Oxidative Stress in Persistent COVID
Central to understanding persistent COVID is the role of oxidative stress. This condition, characterized by a systemic imbalance in antioxidant mechanisms, leads to oxidative cell damage. SARS-CoV-2 infection triggers a heightened inflammatory and oxidative state, exacerbating mitochondrial oxidative stress and dysfunction. This further disrupts the balance of the intestinal microbiota, fuelling a vicious cycle of inflammation and oxidative response.
The Role of Quercetin in Managing Persistent COVID
Amidst the search for effective treatments, Quercetin, a natural flavonoid found in many plants and foods, emerges as a promising agent. Quercetin’s antioxidant, anti-inflammatory, and antiviral properties make it a potential therapeutic agent in managing persistent COVID symptoms and complications. Studies have shown its effectiveness in inhibiting various viruses, including SARS-CoV-2, by interfering with virus replication and enhancing the body’s immune response.
Dietary Sources and Bioavailability of Quercetin
Quercetin is naturally present in foods like grapes, red onions, broccoli, grapefruit, apples, cherries, green tea, and red wine. However, factors like the part of the plant, seasonal variations, maturity, and food preparation can affect its concentration. The bioavailability of Quercetin is a challenge, with poor solubility and limited transport across biological barriers being significant obstacles.
Nanotherapy: A Future Direction
To overcome these limitations, nanotherapy presents a promising avenue. The use of nanocarriers, both organic and inorganic, offers enhanced delivery, stability, and controlled release of Quercetin, potentially maximizing its therapeutic effects.

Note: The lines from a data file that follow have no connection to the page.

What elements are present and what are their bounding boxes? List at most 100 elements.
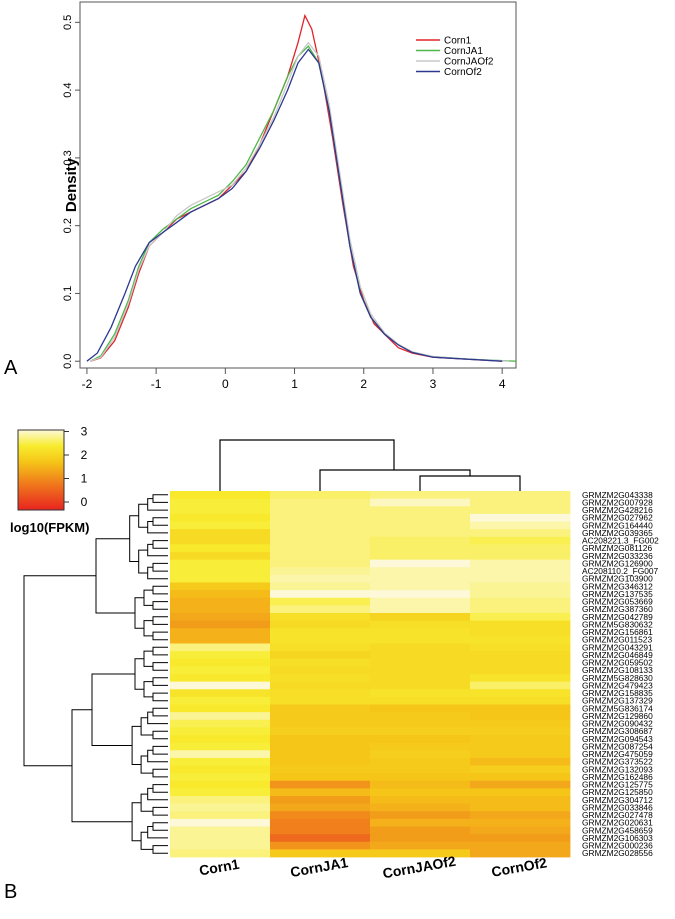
heatmap-cell	[470, 712, 571, 721]
row-dendrogram-branch	[152, 616, 168, 625]
heatmap-cell	[370, 796, 471, 805]
heatmap-cell	[270, 597, 371, 606]
col-dendrogram-leaf-pair	[419, 475, 521, 491]
heatmap-cell	[470, 605, 571, 614]
series-line-cornof2	[86, 48, 503, 362]
heatmap-cell	[370, 704, 471, 713]
legend-label: CornJA1	[444, 46, 483, 57]
heatmap-cell	[470, 849, 571, 858]
heatmap-cell	[370, 574, 471, 583]
heatmap-cell	[170, 582, 271, 591]
heatmap-cell	[370, 605, 471, 614]
row-label: GRMZM2G346312	[582, 581, 653, 591]
color-scale-tick-label: 1	[81, 472, 88, 486]
heatmap-cell	[470, 811, 571, 820]
heatmap-cell	[270, 574, 371, 583]
heatmap-cell	[470, 513, 571, 522]
heatmap-cell	[370, 658, 471, 667]
heatmap-cell	[370, 681, 471, 690]
heatmap-cell	[270, 803, 371, 812]
heatmap-cell	[270, 696, 371, 705]
heatmap-cell	[470, 613, 571, 622]
heatmap-cell	[370, 498, 471, 507]
heatmap-cell	[170, 635, 271, 644]
row-dendrogram-branch	[138, 549, 148, 574]
heatmap-cell	[270, 552, 371, 561]
heatmap-panel: 0 1 2 3 log10(FPKM) GRMZM2G043338GRMZM2G007…	[4, 425, 659, 904]
row-dendrogram-branch	[152, 562, 168, 572]
legend-label: CornOf2	[444, 67, 482, 78]
heatmap-cell	[470, 521, 571, 530]
heatmap-cell	[170, 719, 271, 728]
heatmap-cell	[470, 788, 571, 797]
row-label: GRMZM2G125775	[582, 780, 653, 790]
heatmap-cell	[270, 750, 371, 759]
row-label: GRMZM2G162486	[582, 772, 653, 782]
heatmap-cell	[470, 750, 571, 759]
row-dendrogram-branch	[152, 768, 168, 778]
heatmap-cell	[270, 544, 371, 553]
row-label: GRMZM2G046849	[582, 650, 653, 660]
heatmap-cell	[470, 765, 571, 774]
row-dendrogram-branch	[152, 692, 168, 702]
row-dendrogram-branch	[131, 725, 142, 765]
heatmap-cell	[370, 628, 471, 637]
heatmap-cell	[270, 559, 371, 568]
row-label: GRMZM2G043338	[582, 490, 653, 500]
y-tick-label: 0.4	[62, 82, 74, 97]
heatmap-cell	[270, 742, 371, 751]
heatmap-cell	[170, 605, 271, 614]
row-label: GRMZM2G042789	[582, 612, 653, 622]
row-label: GRMZM5G828630	[582, 673, 653, 683]
heatmap-cell	[370, 590, 471, 599]
row-dendrogram-branch	[152, 745, 168, 755]
heatmap-cell	[270, 635, 371, 644]
row-label: GRMZM2G033236	[582, 551, 653, 561]
heatmap-cell	[170, 689, 271, 698]
heatmap-cell	[270, 681, 371, 690]
series-line-cornjaof2	[90, 41, 510, 362]
row-label: GRMZM2G103900	[582, 574, 653, 584]
heatmap-cell	[470, 658, 571, 667]
heatmap-cell	[170, 658, 271, 667]
heatmap-cell	[470, 719, 571, 728]
heatmap-cell	[270, 704, 371, 713]
heatmap-cell	[370, 818, 471, 827]
heatmap-cell	[370, 788, 471, 797]
heatmap-cell	[270, 582, 371, 591]
heatmap-cell	[170, 696, 271, 705]
row-label: GRMZM2G158835	[582, 688, 653, 698]
heatmap-cell	[270, 727, 371, 736]
heatmap-cell	[370, 582, 471, 591]
row-label: GRMZM2G094543	[582, 734, 653, 744]
heatmap-cell	[270, 811, 371, 820]
heatmap-cell	[370, 712, 471, 721]
heatmap-cell	[470, 491, 571, 500]
heatmap-cell	[170, 796, 271, 805]
heatmap-cell	[270, 521, 371, 530]
heatmap-cell	[370, 651, 471, 660]
row-dendrogram-branch	[140, 831, 153, 850]
heatmap-cell	[170, 628, 271, 637]
heatmap-cell	[370, 696, 471, 705]
heatmap-cell	[470, 742, 571, 751]
row-dendrogram-branch	[152, 517, 168, 526]
row-dendrogram-branch	[152, 806, 168, 816]
heatmap-cell	[270, 796, 371, 805]
heatmap-cell	[470, 590, 571, 599]
heatmap-cell	[170, 620, 271, 629]
heatmap-cell	[270, 666, 371, 675]
heatmap-cell	[370, 742, 471, 751]
heatmap-cell	[370, 552, 471, 561]
row-dendrogram-branch	[131, 802, 142, 842]
heatmap-cell	[470, 674, 571, 683]
row-dendrogram-branch	[147, 498, 168, 511]
heatmap-cell	[270, 506, 371, 515]
row-label: GRMZM2G011523	[582, 635, 652, 645]
row-label: GRMZM2G156861	[582, 627, 653, 637]
heatmap-cell	[170, 818, 271, 827]
row-label: GRMZM2G081126	[582, 543, 652, 553]
heatmap-cell	[170, 803, 271, 812]
heatmap-cell	[170, 681, 271, 690]
heatmap-cell	[370, 643, 471, 652]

As we reflect on the journey through the COVID-19 pandemic and its aftermath, it becomes increasingly clear that the prevalence of persistent COVID symptoms is a significant public health concern. The role of oxidative stress in this context is crucial, acting as a key factor in the progression of this pathology. The body’s natural response to such stress involves neutralizing harmful free radicals, and herein lies the potential of antioxidants like quercetin.
The past few decades have seen a surge in the consumption of substances with antioxidant properties. Quercetin, in particular, stands out for its wide range of health benefits. This increase in consumption can be attributed to both dietary sources and the use of food supplements. Foods rich in quercetin, such as fruits, vegetables, and certain beverages, contribute to its intake, but supplements offer higher concentrations, potentially enhancing its therapeutic effects.
Quercetin’s multifaceted role in combating the effects of COVID-19 is noteworthy. It has been shown to reduce viral load, decrease the release of pro-inflammatory cytokines, reduce reactive oxygen species (ROS), and decrease mucus production. These actions collectively enhance the resistance of the respiratory tract to infections. Furthermore, quercetin’s safety profile is reassuring; studies have not reported harmful effects in humans at doses up to 1,500 mg per day.
In summary, quercetin emerges as a promising agent in the ongoing battle against persistent COVID symptoms. Its antioxidant properties, coupled with its antiviral and anti-inflammatory effects, make it a valuable component in the management of post-COVID-19 complications. As research continues to evolve, the potential for quercetin to play a significant role in improving the quality of life for those affected by persistent COVID remains a hopeful prospect.